Si guardarono imbarazzati. André si sentiva a disagio, anche a causa dell'indolenzimento che avvertiva alla parte che era rimasta intrappolata. Oscar si accorse dell'espressione del suo viso e gli domandò:
“Che c'è? Senti dolore?”
Lui esitò un po' e poi rispose: “Sì... un po' d'indolenzimento, penso che sia normale.”
“Bisogna ripristinare la circolazione del sangue.” disse Oscar.
André la guardava stupito.
“Ma sì, ho appena finito di leggere un libro che mi ha prestato il dottor Lassonne. Non preoccuparti, basta fare un bagno freddo e poi passare al caldo.”

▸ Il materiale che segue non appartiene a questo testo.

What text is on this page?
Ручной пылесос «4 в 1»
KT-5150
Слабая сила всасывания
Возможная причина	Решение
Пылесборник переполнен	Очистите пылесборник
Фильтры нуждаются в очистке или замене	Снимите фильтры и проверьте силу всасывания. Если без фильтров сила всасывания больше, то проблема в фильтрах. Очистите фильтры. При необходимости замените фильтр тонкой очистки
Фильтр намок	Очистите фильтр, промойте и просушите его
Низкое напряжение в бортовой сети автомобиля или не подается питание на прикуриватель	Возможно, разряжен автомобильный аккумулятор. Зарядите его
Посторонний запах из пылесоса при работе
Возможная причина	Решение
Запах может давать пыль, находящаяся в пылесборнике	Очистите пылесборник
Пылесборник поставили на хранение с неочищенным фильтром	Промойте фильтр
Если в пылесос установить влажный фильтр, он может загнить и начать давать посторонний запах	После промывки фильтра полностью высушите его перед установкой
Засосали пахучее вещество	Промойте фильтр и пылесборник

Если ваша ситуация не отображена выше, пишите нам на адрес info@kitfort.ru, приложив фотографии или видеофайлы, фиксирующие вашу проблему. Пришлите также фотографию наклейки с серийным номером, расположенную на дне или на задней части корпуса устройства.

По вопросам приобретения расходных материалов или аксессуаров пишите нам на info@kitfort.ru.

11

André si ricordò della passione di Oscar per i libri di medicina. Ogni tanto la pescava con qualche libro del dottor Lassonne, che lei leggeva di nascosto al padre.
“Ahem... se lo dici tu... comunque sì, credo che mi darebbe sollievo. Voltati e non guardare.”

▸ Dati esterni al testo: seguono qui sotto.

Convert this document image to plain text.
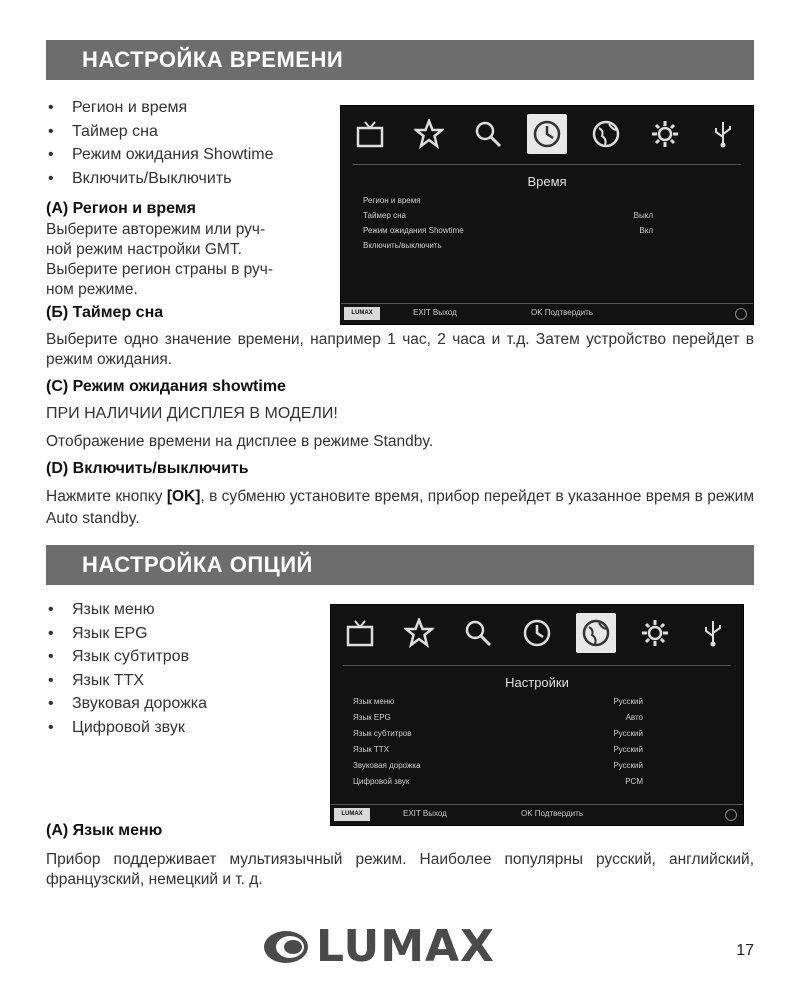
НАСТРОЙКА ВРЕМЕНИ
• Регион и время
• Таймер сна
• Режим ожидания Showtime
• Включить/Выключить
(А) Регион и время
Выберите авторежим или руч-
ной режим настройки GMT.
Выберите регион страны в руч-
ном режиме.
(Б) Таймер сна

Выберите одно значение времени, например 1 час, 2 часа и т.д. Затем устройство перейдет в режим ожидания.

(C) Режим ожидания showtime
ПРИ НАЛИЧИИ ДИСПЛЕЯ В МОДЕЛИ!

Отображение времени на дисплее в режиме Standby.

(D) Включить/выключить

Нажмите кнопку [OK], в субменю установите время, прибор перейдет в указанное время в режим Auto standby.

Время
Регион и время
Таймер сна	Выкл
Режим ожидания Showtime	Вкл
Включить/выключить
LUMAX	EXIT Выход	OK Подтвердить
НАСТРОЙКА ОПЦИЙ
• Язык меню
• Язык EPG
• Язык субтитров
• Язык TTX
• Звуковая дорожка
• Цифровой звук
Настройки
Язык меню	Русский
Язык EPG	Авто
Язык субтитров	Русский
Язык TTX	Русский
Звуковая дорожка	Русский
Цифровой звук	PCM
LUMAX	EXIT Выход	OK Подтвердить
(А) Язык меню

Прибор поддерживает мультиязычный режим. Наиболее популярны русский, английский, французский, немецкий и т. д.

LUMAX	17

Così dicendo André lasciò cadere la giacca e si diresse verso il fiume, per fare un'abluzione di acqua fredda.
“Figurati se guardo, cosa vuoi che m'interessi!” mentì Oscar, piccata, pensando che tanto aveva già avuto agio di vedere tutto quanto.
Riconobbe di aver apprezzato molto lo spettacolo che si era svolto sotto ai suoi occhi, e le considerazioni che aveva fatto mentre cercava l'ascia le ritornarono in mente. Girò la testa un momento per guardare di sottecchi André mentre si bagnava nel fiume. Decisamente non si sarebbe mai stancata di guardarlo. La situazione ormai le era chiara. Lo amava e lo voleva. Al diavolo l'educazione, le convenzioni sociali e tutto quanto! Bene, si era decisa: lo avrebbe avuto, ora e subito!

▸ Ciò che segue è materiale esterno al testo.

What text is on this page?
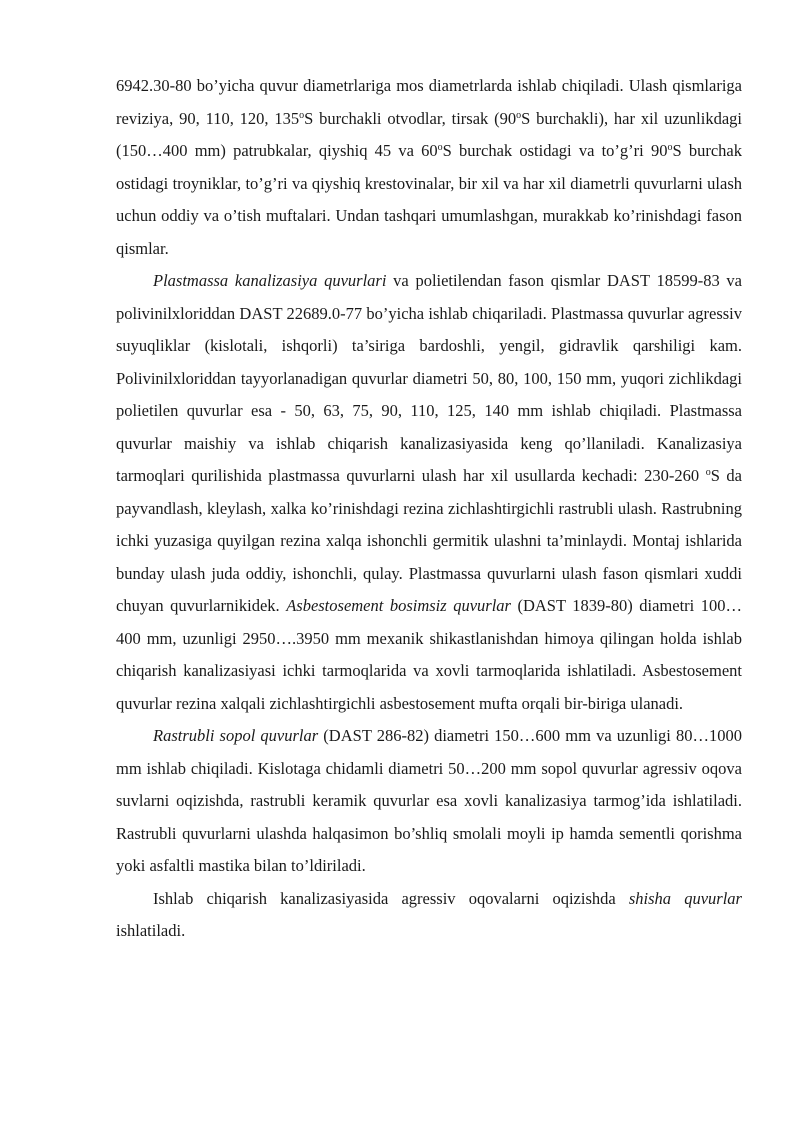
6942.30-80 bo’yicha quvur diametrlariga mos diametrlarda ishlab chiqiladi. Ulash qismlariga reviziya, 90, 110, 120, 135$^o$S burchakli otvodlar, tirsak (90$^o$S burchakli), har xil uzunlikdagi (150…400 mm) patrubkalar, qiyshiq 45 va 60$^o$S burchak ostidagi va to’g’ri 90$^o$S burchak ostidagi troyniklar, to’g’ri va qiyshiq krestovinalar, bir xil va har xil diametrli quvurlarni ulash uchun oddiy va o’tish muftalari. Undan tashqari umumlashgan, murakkab ko’rinishdagi fason qismlar.

Plastmassa kanalizasiya quvurlari va polietilendan fason qismlar DAST 18599-83 va polivinilxloriddan DAST 22689.0-77 bo’yicha ishlab chiqariladi. Plastmassa quvurlar agressiv suyuqliklar (kislotali, ishqorli) ta’siriga bardoshli, yengil, gidravlik qarshiligi kam. Polivinilxloriddan tayyorlanadigan quvurlar diametri 50, 80, 100, 150 mm, yuqori zichlikdagi polietilen quvurlar esa - 50, 63, 75, 90, 110, 125, 140 mm ishlab chiqiladi. Plastmassa quvurlar maishiy va ishlab chiqarish kanalizasiyasida keng qo’llaniladi. Kanalizasiya tarmoqlari qurilishida plastmassa quvurlarni ulash har xil usullarda kechadi: 230-260 $^o$S da payvandlash, kleylash, xalka ko’rinishdagi rezina zichlashtirgichli rastrubli ulash. Rastrubning ichki yuzasiga quyilgan rezina xalqa ishonchli germitik ulashni ta’minlaydi. Montaj ishlarida bunday ulash juda oddiy, ishonchli, qulay. Plastmassa quvurlarni ulash fason qismlari xuddi chuyan quvurlarnikidek. Asbestosement bosimsiz quvurlar (DAST 1839-80) diametri 100…400 mm, uzunligi 2950….3950 mm mexanik shikastlanishdan himoya qilingan holda ishlab chiqarish kanalizasiyasi ichki tarmoqlarida va xovli tarmoqlarida ishlatiladi. Asbestosement quvurlar rezina xalqali zichlashtirgichli asbestosement mufta orqali bir-biriga ulanadi.

Rastrubli sopol quvurlar (DAST 286-82) diametri 150…600 mm va uzunligi 80…1000 mm ishlab chiqiladi. Kislotaga chidamli diametri 50…200 mm sopol quvurlar agressiv oqova suvlarni oqizishda, rastrubli keramik quvurlar esa xovli kanalizasiya tarmog’ida ishlatiladi. Rastrubli quvurlarni ulashda halqasimon bo’shliq smolali moyli ip hamda sementli qorishma yoki asfaltli mastika bilan to’ldiriladi.

Ishlab chiqarish kanalizasiyasida agressiv oqovalarni oqizishda shisha quvurlar ishlatiladi.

Il problema era fargli capire la cosa. Qua si trovava davvero in difficoltà, era totalmente sprovvista di ogni artifizio e arma femminile. In poche parole, non aveva idea di come sedurlo. Insomma, come avvicinarlo senza farlo sembrare un attacco militare!? Prese un lungo respiro, cercando di calmare il battito del cuore che improvvisamente si era rimesso a tumultuare nel suo petto, senza una ragione valida, pensava lei.
“Forza, Oscar.. è solo André dopotutto... che ti prende?” diceva tra sé, riprendendo la posizione iniziale e fingendo indifferenza, poiché André aveva finito la sua abluzione e stava riavvicinandosi per riannodarsi la giacca alla vita.
In fretta! Doveva pensare ad un piano d'attacco, eh, no, di seduzione.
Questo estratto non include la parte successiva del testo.